I figure the first post of my new blog should be something about how I'm going to use my blog to change the world and save mankind. If I can't claim so lofty a goal, it should at least include some kind of vision statement, some reason to exist. Heck, even just a list of potential topics might be nice. I've read a few blogs in my time and everyone seems to have some overarching theme that ties their posts together. My DH has an awesome and intelligent site devoted to security. A friend fills hers with her 1 picture per day goal. A couple of pastors I know fill their with, well, pastor-like topics.

I've had to face the fact that I have no one all-consuming passion that I want to immortalize in a blog. As you can see from my description, my day is typically broken into a hundred different activities where I'm playing a hundred different roles and they all demand my undivided attention. (They don't always get my undivided attention, but I find it's a whole lot safer when I focus during activities like driving the car.) So my blog will probably be a lot like my life and deal with a plethora of topics. I suppose the overarching theme of my blog will have to be life as it appears from the viewpoint of a SAHSM (and if you don't know what that is, please see the description under my blog title).

So why write a blog, you ask? The answer is simply that I like to write. I need an excuse to write. My dream is to be a real, published writer. Of course, I have several published books to my credit, but since I was a technical writer, they were software manuals, and my name doesn't appear in any of them, they don't count. Having a blog gives me a place to practice and hone my skills. It also keeps me accountable to writing and pursuing what it takes to become a published writer. By nature I am a very laid-back, lazy person who is content to handle the crisis of the moment and not spend the time and effort required to pursue anything more. There are many opportunities out there to break into writing professionally and I need to make myself go after them, so my plan is to keep an accounting of the submissions I send off and make sure I'm doing more than waiting for the next easy thing.
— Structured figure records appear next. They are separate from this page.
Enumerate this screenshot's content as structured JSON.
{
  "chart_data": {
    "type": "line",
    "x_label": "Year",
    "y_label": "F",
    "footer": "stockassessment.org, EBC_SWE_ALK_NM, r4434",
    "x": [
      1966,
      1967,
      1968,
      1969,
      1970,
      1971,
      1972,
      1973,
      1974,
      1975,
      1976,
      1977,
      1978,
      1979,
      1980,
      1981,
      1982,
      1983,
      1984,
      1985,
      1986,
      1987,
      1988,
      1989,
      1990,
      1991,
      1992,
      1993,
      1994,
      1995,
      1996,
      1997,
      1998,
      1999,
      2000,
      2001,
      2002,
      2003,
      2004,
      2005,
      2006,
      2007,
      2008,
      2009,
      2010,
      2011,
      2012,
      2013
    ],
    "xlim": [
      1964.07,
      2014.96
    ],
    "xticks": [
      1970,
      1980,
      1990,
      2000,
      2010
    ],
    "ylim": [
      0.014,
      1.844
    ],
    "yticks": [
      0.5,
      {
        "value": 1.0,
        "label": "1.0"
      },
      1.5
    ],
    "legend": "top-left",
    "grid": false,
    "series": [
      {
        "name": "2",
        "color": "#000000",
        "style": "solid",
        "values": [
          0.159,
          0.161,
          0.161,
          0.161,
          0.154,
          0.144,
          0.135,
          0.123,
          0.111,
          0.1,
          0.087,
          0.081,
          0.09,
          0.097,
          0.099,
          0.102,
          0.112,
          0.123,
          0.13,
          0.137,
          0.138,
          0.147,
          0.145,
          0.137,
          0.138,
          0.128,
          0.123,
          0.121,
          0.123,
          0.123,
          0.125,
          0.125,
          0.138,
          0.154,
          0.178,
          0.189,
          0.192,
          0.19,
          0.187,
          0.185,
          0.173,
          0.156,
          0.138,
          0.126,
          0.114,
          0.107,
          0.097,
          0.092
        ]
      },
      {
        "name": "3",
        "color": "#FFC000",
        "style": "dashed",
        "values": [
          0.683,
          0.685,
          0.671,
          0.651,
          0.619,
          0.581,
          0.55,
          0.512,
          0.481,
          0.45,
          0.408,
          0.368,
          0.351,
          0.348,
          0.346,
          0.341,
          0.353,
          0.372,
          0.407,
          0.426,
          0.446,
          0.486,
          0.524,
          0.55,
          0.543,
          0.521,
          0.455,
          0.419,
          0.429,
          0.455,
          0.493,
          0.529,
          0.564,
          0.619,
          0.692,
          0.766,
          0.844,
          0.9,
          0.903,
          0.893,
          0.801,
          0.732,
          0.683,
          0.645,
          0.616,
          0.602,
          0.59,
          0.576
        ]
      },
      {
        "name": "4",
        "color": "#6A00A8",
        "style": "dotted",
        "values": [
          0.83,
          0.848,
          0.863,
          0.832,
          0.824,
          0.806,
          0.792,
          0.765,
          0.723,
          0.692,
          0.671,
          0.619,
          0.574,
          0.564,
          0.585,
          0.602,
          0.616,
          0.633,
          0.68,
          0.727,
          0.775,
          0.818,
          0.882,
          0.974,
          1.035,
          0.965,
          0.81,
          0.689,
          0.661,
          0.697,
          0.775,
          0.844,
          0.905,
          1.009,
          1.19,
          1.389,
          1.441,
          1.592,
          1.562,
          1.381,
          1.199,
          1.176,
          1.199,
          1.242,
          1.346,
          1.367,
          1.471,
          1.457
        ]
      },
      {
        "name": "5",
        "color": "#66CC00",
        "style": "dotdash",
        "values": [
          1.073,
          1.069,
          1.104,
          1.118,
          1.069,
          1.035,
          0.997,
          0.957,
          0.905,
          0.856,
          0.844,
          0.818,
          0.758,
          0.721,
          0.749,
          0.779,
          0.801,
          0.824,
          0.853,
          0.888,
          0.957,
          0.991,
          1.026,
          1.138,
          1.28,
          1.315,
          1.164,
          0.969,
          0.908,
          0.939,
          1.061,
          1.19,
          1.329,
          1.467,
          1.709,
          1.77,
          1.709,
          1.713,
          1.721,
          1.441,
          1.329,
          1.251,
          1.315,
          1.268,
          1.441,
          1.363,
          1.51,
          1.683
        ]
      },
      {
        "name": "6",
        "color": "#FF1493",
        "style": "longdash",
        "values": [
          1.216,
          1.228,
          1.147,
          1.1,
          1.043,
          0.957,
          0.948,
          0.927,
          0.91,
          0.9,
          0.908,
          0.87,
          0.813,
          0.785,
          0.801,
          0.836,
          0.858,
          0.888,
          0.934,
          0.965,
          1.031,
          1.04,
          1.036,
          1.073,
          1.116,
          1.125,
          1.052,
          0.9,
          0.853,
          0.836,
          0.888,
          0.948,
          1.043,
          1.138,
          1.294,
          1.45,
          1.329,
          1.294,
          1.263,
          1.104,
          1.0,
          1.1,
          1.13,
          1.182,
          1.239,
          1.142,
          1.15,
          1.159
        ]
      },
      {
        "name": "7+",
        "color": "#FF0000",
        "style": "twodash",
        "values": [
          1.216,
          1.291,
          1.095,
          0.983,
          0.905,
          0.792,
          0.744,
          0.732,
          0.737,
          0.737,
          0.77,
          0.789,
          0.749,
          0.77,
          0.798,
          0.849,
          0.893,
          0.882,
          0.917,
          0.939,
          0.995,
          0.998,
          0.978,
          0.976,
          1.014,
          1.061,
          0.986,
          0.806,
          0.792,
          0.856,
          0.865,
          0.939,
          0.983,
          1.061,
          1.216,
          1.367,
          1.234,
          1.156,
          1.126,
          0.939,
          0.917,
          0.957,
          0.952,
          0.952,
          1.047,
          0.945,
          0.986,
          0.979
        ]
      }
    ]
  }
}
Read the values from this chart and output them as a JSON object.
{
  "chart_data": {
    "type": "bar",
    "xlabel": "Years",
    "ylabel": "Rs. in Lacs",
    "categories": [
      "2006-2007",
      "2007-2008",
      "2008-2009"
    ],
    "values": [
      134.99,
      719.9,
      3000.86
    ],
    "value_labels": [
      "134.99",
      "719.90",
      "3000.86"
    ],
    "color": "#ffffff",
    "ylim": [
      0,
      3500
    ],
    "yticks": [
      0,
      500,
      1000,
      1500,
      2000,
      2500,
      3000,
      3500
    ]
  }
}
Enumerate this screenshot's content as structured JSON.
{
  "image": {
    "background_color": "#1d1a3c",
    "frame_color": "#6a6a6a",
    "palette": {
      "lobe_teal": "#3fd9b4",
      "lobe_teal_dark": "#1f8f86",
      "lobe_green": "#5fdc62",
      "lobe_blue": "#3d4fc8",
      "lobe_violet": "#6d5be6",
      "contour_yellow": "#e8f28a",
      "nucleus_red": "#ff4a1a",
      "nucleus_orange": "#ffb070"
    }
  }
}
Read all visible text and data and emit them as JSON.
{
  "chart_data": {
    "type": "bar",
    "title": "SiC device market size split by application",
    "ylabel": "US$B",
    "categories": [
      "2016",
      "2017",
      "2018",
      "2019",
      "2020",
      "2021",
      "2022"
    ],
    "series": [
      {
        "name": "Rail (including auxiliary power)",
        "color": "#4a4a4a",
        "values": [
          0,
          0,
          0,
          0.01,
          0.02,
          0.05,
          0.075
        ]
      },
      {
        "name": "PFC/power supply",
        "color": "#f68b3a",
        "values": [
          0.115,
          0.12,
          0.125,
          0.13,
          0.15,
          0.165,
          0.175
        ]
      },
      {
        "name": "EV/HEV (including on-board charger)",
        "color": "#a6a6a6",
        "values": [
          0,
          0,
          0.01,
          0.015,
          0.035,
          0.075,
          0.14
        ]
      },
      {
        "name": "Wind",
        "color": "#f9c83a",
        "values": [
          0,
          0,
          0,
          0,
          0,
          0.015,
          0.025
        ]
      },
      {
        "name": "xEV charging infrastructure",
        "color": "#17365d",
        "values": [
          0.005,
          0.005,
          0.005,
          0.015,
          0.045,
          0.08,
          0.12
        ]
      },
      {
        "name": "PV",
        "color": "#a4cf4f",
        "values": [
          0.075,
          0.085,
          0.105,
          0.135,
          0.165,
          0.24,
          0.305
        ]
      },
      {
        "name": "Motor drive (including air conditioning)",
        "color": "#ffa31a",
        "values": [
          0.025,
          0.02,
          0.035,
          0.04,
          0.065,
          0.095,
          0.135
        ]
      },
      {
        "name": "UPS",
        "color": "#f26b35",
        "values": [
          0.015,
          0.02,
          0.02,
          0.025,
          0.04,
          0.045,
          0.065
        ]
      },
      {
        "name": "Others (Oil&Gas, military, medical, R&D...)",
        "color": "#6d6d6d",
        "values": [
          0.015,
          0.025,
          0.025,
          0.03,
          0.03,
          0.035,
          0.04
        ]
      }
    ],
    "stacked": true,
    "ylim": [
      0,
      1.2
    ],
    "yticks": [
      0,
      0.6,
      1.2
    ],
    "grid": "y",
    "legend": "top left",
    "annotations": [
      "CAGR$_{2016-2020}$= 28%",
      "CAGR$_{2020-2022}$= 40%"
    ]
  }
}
The reason this is all so important to me is that I need to find something outside of my roles as wife and mother. I need something that will keep me from losing myself. Don't get me wrong, I love the life I lead and I couldn't ask for a better husband and kids, but I still feel a restlessness, a need to do something significant. Whether the restlessness comes from Satan to keep me from the contentment I should feel or the restlessness comes from God because I'm not doing all that He wants me to do, that's up for debate. At any rate, I'm anxious to see what is revealed.